Questions, questions

This week a client asked, “What should Michael Howard have done in that Newsnight interview?” It is the second time I had been asked the question in a month.

The infamous piece of telly is now 15-years-old yet it is still frequently recalled, particularly by those about face a journalist’s questions themselves. Recently it was in the papers once again when Treasury Minister Chloe Smith was similarly shredded by presenter Jeremy Paxman.

If you have never seen the Howard interview, it is well worth a look on YouTube.

www.youtube.com/watch?v=Uwlsd8RAoqI In it the politician refuses to answer one of Paxman’s questions 12 times. It’s a brilliant example of how not to deal with an awkward question.
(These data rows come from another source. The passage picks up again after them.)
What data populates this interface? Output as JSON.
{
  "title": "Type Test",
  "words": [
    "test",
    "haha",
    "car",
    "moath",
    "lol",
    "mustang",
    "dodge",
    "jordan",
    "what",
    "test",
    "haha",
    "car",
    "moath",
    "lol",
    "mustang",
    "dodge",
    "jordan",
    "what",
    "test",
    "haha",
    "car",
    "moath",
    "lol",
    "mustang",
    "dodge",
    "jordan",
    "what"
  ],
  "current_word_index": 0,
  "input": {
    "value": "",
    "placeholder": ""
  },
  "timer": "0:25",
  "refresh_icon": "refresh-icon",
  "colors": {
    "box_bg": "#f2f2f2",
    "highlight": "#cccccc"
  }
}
Michael Howard made two mistakes.

Firstly it appears he didn’t give sufficient – if any – thought to what difficult questions he would be asked, and how he should answer them.

At the time Howard was accused of going beyond his remit as Home Secretary by threatening to overrule the Director of Prisons Derek Lewis. It was obvious that Paxman was going to ask whether or not this was true.

If Michael Howard wasn’t prepared to answer that question – which he clearly wasn’t – there is an argument that he shouldn’t have agreed to the interview in the first place. Sure, if he had turned the interview down he may well have faced accusations of being unaccountable for his actions, but he wouldn’t have been made to look a fool.

Far better would have been to tackle the issue head on, but Michael Howard’s second mistake was that he seemed to believe he could outwit his interviewer. This is a dangerous ploy with any journalist. With Paxman it was fatal.

As soon as you dodge a question, journalists sense a story and uncovering stories are what most journalists live for.

It is always best – unless the law prohibits it – to be upfront and honest, to admit a mistake and talk about how you are going to rectify it. The public are more forgiving of a mistake that has been immediately acknowledged, than one that has been extracted under duress. Look at what happened at News of the World or Barclays Bank.

Media tip: Before any interview think through the difficult questions you may face. And when you consider how you are going to answer those questions, remember it is best to be brief, be honest and then move on.